A young woman gets more than she bargains for upon her trip to her ancestral home in this thriller from Christopher Alender.

Journalist Cristina Lopez decides to do a story on sorcery and healing in her ancestral home in Veracruz, Mexico. Upon her arrival, she finds herself immediately kidnapped by some locals. When she sees her cousin Miranda, she was warned not to come but Cristina wouldn’t listen not will the locals listen to reason. She also begins to have nightmares about an experience she had upon her arrival in the town’s ruins. She soon learns why she has been kidnapped.

Cristina learns that she may have a demon inside of her and it is up Miranda, Javi, and Javi’s grandmother, a bruja, to exorcise the demon out of Cristina. At first skeptical, Cristina begins to exhibit strange behavior. Things get worse when the bruja begins to pull strange things from Cristina during an exorcism. Javi and Cristina bond when Javi reveals a connection as to why he is involved. Only the bruja and her old ways may be the key to get the demon out of Cristina once and for all.

This is a film that is about facing your demons, both in a literal and figurative manner. Writer Marcos Gabriel and director Christopher Alender crafted and envisioned a very dark film that juxtaposes both the present day and flashbacks that explain the story more fully. There is loads of tension that keeps the film going and just when we think it is over or about to be, a new twist comes in and keeps the excitement going.

Brigitte Kali Canales churns a wonderful performance as Cristina, our protagonist who is forced to pay a potentially deadly price for her aspirations. We learn in the flashbacks that she is denied the chance to do a story about sorcery and legends in her homeland of Mexico. And yet, as a journalist, there are times when you must take the risk and she does just that. However, aside from Canales, Julia Vera is excellent as Luz, the “bruja” who plans to do all she can to exorcise the demonic force that has entered Cristina. What’s interesting is that the demon takes its take to plague Cristina, but it is worth the wait as we see the titular “old ways” of this level of exorcism.

The always great Sal Lopez brings a more grounded performance as Javi, Luz’s grandson who supports her in the exorcising of Cristina. In a very emotional moment, the two find themselves bonding over a game as Cristina wants the demon out while Javi can relate as the connection aside from Luz is revealed. Andrea Cortes rounds out the core cast as Miranda, Cristina’s cousin who had warned her not to come back to La Boca, the ancient ruins where the demon calls its home. She attempts to help Luz and Javi as more emotional support if anything. The twists lead to a surprisingly shocking finale that even made my jaw drop somewhat.

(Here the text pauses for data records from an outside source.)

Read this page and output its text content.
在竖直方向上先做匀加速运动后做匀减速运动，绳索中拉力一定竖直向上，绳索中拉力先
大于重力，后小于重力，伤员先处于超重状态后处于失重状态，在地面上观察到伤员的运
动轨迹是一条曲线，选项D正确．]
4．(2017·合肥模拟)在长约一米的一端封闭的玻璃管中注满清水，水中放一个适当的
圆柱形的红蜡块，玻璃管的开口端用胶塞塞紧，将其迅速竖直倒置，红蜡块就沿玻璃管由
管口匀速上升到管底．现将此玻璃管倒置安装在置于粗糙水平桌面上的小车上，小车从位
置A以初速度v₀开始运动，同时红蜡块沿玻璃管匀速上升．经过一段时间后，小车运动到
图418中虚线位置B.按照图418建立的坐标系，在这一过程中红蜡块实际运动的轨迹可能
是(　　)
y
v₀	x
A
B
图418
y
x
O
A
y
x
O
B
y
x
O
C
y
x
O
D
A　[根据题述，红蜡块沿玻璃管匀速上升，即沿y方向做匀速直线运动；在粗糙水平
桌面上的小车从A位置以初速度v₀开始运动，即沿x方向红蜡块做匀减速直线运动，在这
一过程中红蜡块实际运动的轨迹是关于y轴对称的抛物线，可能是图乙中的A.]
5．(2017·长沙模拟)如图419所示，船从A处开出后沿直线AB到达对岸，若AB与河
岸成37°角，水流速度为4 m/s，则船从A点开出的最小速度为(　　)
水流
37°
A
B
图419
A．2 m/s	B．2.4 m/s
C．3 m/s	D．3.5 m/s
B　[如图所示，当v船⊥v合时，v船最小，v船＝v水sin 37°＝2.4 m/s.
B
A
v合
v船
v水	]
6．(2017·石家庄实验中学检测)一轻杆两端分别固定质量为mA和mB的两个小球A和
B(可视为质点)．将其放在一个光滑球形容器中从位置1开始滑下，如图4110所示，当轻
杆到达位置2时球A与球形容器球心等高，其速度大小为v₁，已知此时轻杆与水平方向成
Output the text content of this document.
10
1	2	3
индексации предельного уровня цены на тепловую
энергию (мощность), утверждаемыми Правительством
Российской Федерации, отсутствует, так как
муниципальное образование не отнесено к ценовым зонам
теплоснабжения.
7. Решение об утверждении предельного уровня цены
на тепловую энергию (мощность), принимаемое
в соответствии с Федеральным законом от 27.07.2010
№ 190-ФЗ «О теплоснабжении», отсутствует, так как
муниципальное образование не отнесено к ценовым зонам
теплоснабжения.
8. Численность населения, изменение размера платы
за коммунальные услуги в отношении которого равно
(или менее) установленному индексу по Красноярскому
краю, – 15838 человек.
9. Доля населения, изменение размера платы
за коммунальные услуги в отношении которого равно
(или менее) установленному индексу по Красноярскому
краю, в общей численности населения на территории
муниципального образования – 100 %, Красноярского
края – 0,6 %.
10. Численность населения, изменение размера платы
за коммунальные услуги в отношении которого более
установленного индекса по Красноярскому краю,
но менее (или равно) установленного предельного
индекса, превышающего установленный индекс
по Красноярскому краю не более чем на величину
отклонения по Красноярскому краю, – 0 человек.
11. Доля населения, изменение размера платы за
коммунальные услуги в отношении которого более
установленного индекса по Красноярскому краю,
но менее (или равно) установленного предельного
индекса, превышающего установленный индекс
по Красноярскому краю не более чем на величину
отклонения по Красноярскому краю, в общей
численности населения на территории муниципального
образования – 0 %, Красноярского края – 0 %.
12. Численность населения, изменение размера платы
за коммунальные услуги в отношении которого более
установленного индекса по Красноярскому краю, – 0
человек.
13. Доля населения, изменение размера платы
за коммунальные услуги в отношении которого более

The Old Ways is a pretty good haunting film that takes the literal and figurative meanings of facing your demons. Brigitte Kali Canales and Julia Vera are the reasons to see this film as they churn out performances that elevate this above other “exorcism” films.


Dark Star Pictures presents a Soapbox Films production. Director: Christopher Alender. Producers: Christa Boarini, David Grove Churchill Viste, and T. Justin Ross. Writer: Marcos Gabriel. Cinematography: Adam Lee. Editing: Matt Blundell.

Cast: Brigitte Kali Canales, Andrea Cortes, Julia Vera, Sal Lopez, A.J. Bowen, Weston Meredith, Julian Lerma, Elizabeth Phoenix Caro, Michelle Jubilee Gonzalez.